Regelson and Fain (2007) predict the click-through rate for rare or novel terms by clustering bid terms in a hierarchy, but they were not looking at the same click and relevance prediction tasks as modern sponsored search systems. In their work the CTR of a term is predicted based on the CTRs of terms in the same cluster and the parent clusters. Work by Baeza-Yates (1793) clustered queries based on clicked documents, and found improvements for query recommendation and result ranking. Their experiments use a relatively small data set of clicked queries (of about 30 k queries), so the approach does not provide coverage of rare queries. We have experimented with various clustering approaches internally (such as Beeferman and Berger 2000), but have not found any that provided significant improvements. In addition, assigning new and rare queries to clusters at run time is not straightforward and can be computationally expensive.
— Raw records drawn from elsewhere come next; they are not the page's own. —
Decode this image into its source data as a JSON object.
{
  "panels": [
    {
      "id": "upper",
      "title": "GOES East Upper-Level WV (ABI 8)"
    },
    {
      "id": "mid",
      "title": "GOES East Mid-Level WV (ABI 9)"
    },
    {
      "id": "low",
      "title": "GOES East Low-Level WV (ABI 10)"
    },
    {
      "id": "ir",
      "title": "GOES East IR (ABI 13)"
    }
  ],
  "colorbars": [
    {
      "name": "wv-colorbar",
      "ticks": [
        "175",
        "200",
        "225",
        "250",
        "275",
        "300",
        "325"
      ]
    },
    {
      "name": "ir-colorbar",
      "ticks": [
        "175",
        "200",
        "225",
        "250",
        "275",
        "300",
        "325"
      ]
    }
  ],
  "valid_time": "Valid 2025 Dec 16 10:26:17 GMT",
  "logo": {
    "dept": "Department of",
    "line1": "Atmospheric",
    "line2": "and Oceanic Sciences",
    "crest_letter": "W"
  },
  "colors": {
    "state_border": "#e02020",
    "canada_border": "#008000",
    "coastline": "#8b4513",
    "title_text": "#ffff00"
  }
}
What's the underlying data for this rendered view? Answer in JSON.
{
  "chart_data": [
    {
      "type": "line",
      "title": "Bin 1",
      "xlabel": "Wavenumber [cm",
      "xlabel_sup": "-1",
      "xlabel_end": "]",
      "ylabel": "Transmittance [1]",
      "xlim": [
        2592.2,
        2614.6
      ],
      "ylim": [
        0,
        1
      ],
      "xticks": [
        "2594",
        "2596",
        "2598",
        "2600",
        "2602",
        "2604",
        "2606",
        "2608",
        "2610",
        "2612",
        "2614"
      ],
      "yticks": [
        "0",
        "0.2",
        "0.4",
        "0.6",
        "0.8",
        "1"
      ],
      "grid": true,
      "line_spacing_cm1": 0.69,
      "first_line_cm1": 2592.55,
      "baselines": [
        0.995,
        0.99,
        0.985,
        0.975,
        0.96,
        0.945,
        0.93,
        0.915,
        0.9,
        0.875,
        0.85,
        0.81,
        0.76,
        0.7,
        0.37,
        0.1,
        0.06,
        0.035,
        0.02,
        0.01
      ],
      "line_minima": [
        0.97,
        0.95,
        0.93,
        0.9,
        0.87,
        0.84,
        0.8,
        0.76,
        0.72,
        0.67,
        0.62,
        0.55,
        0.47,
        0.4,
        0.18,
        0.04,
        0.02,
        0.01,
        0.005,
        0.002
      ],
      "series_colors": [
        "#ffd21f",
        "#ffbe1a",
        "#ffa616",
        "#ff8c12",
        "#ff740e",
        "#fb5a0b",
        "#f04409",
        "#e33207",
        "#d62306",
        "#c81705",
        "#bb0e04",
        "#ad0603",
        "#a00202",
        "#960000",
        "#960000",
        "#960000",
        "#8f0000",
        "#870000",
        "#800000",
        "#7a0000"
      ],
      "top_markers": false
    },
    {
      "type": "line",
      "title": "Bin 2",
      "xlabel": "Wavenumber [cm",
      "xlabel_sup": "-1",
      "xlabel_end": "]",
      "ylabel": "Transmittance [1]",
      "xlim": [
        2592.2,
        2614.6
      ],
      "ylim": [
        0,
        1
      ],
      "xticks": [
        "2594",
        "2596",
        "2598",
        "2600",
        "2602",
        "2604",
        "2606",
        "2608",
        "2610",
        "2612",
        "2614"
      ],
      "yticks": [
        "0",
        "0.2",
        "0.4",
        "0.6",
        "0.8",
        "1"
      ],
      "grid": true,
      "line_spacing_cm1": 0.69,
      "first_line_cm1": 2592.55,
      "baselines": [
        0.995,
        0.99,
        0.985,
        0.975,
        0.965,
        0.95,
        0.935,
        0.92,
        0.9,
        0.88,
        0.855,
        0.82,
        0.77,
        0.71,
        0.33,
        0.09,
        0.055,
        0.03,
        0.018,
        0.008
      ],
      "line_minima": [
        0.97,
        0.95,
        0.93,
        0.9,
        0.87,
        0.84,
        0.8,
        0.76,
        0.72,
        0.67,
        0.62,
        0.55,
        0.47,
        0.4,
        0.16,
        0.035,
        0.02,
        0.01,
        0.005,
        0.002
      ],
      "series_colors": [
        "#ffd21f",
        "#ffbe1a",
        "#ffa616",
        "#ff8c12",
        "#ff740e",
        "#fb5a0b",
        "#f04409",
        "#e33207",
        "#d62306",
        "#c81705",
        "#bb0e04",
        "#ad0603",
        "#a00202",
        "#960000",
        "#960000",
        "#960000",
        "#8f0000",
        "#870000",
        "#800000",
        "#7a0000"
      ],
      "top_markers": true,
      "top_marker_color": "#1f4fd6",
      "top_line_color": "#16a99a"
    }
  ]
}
Rare queries were also addressed in the context of improving retrieval models for advertising (Broder et al. 2009). However these works do not address the CTR estimation problem for such queries.

9 Conclusions

We presented an approach for improving sponsored search relevance and click prediction with features derived from CRF segmentation of user queries. We conducted offline and online experiments on large amounts of real user traffic and showed that the new features significantly improve the recall of the relevance filter and the prediction accuracy of the click model compared to state-of-the-art baselines. We also compared the CRF segmentation to a simplistic unigram model to verify our intuition that the gains coming from using these features exceed the gains possible from using simple word based click features.

The online experiments demonstrate that our proposed models provide significant gains in clicks and revenue, which results in considerable impact for commercial search engines. Our approach successfully reduces the sparsity of the complex space of user search queries, providing broad improvements to models of relevance and clicks.